The sap was collected from the forest by hacking a scar in the tree’s bark to tap the tree’s circulatory system or “phloem” - sort of like how maple syrup is made excepting pine sap does not taste quite as good. An artful pattern was developed when a v-shaped scar was repeated each year, higher and higher up the tree’s trunk, giving it the odd name of a Cat-faced tree. This scar pattern actually helped the tree avoid harmful infections by healing over. The bleeding sap was directed from the bottom of the V, into a container and collected for refining at the work shed.

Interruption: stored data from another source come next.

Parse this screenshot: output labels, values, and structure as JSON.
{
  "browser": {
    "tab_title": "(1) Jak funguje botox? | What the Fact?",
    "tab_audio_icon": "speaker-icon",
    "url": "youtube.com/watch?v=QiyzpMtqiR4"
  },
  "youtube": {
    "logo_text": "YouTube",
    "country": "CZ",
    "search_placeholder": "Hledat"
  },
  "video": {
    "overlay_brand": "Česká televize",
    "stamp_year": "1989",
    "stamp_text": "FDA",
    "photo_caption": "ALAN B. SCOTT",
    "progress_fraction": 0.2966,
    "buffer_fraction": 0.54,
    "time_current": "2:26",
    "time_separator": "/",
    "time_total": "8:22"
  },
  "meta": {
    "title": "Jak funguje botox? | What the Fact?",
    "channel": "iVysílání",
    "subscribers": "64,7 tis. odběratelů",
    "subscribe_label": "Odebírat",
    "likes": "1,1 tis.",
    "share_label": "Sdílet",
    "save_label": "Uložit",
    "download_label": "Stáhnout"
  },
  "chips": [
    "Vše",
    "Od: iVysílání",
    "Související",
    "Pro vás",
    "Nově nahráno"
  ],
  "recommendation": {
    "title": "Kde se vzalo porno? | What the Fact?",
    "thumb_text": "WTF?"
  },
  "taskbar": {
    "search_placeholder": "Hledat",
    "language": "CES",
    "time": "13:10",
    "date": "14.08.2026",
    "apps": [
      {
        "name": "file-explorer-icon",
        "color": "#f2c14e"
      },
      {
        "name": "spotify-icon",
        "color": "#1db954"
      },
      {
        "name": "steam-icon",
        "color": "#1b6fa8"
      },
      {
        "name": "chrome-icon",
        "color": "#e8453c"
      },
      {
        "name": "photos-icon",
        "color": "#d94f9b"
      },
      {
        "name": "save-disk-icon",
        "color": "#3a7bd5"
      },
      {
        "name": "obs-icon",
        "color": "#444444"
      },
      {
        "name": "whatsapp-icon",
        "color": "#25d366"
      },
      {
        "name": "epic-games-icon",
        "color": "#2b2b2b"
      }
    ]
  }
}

The industrial might of early St. Tammany Parish produced tons of these messy materials that were shipped far and wide. With its strong links to eighteenth and nineteenth century history, one can envision the Salmen Lodge becoming the centerpiece of a Camp Salmen Nature and History Park. We could have interpretive recreations just like at Colonial Williamsburg, Virginia, except, instead of nice, pretty handcrafts like woodworking, cooperage, weaving and silversmithing we would have traditional St. Tammany occupations like the grimy, black art of charcoal-making, brick cooking in searing hot furnaces, bubbling tar works and a reeking turpentine refinery. It would be hard work but somebody once had to do it.